Emilio Segré was born in Tivoli, Italy, on 1st February, 1905. He studied physics at University of Rome where he was taught by Enrico Fermi.
After receiving his doctorate in physics in 1928 Segré served in the Italian Army. In 1929 Segré began teaching at the University of Rome. Over the next few years he worked in the field of atomic spectroscopy. In 1934 he began collaborating with Enrico Fermi on neutron research. This included experiments where elements such as uranium were bombarded with neutrons. By 1935 they had discovered slow neutrons, which have properties important to the operation of nuclear reactors.

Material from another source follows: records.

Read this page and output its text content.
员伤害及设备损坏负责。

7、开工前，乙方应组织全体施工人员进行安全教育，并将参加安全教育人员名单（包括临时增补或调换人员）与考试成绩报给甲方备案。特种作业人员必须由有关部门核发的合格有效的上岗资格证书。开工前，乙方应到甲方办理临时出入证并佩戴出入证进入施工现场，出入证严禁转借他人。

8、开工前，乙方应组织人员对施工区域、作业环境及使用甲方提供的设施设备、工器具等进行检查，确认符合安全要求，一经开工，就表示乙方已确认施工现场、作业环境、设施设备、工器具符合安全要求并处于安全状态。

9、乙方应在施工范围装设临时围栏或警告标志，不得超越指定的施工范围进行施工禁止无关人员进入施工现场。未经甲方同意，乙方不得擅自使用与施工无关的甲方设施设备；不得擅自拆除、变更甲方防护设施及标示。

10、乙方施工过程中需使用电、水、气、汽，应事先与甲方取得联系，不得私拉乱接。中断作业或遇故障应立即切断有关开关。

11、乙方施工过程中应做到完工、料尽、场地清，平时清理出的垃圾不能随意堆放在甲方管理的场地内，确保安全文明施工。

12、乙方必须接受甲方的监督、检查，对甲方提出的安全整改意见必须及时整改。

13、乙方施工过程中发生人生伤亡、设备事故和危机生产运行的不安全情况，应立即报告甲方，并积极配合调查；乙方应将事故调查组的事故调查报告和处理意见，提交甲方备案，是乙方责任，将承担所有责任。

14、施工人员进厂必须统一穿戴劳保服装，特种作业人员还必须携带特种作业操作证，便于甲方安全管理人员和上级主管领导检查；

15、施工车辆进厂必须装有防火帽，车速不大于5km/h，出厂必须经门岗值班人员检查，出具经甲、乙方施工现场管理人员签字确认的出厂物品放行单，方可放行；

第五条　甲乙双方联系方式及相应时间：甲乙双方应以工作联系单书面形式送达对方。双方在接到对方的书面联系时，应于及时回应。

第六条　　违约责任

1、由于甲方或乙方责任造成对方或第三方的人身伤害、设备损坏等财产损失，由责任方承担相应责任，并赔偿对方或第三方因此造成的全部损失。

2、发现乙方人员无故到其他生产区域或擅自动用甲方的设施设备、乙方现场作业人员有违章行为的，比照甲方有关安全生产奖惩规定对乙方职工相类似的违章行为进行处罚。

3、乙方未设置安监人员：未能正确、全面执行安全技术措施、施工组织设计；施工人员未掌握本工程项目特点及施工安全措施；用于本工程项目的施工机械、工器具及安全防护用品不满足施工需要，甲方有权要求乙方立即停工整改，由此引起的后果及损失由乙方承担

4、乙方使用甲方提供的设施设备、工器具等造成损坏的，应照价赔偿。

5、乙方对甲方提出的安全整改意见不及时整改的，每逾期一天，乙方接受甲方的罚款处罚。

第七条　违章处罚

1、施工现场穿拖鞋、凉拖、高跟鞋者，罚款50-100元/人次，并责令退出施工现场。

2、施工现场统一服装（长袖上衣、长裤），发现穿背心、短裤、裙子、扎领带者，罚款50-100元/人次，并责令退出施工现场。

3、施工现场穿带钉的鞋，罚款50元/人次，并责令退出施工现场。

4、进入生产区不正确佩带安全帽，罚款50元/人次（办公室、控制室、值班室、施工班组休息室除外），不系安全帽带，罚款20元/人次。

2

In 1936 Segré became director of the physics laboratory at the University of Palermo. The following year he discovered technetium.
Segré disapproved of the fascist rule of Benito Mussolini and in 1938 he emigrated to the United States and became a research associate at the University of California. In 1940 he was a member of the team that discovered the element astatine. Soon afterwards he helped discover plutonium-239.
In 1943 Segré joined the Manhattan Project where he worked with Edward Teller, Enrico Fermi, David Bohm, Robert Oppenheimer, Niels Bohr, James Franck, Leo Szilard and Klaus Fuchs in developing the atom bombs dropped on Hiroshima and Nagasaki.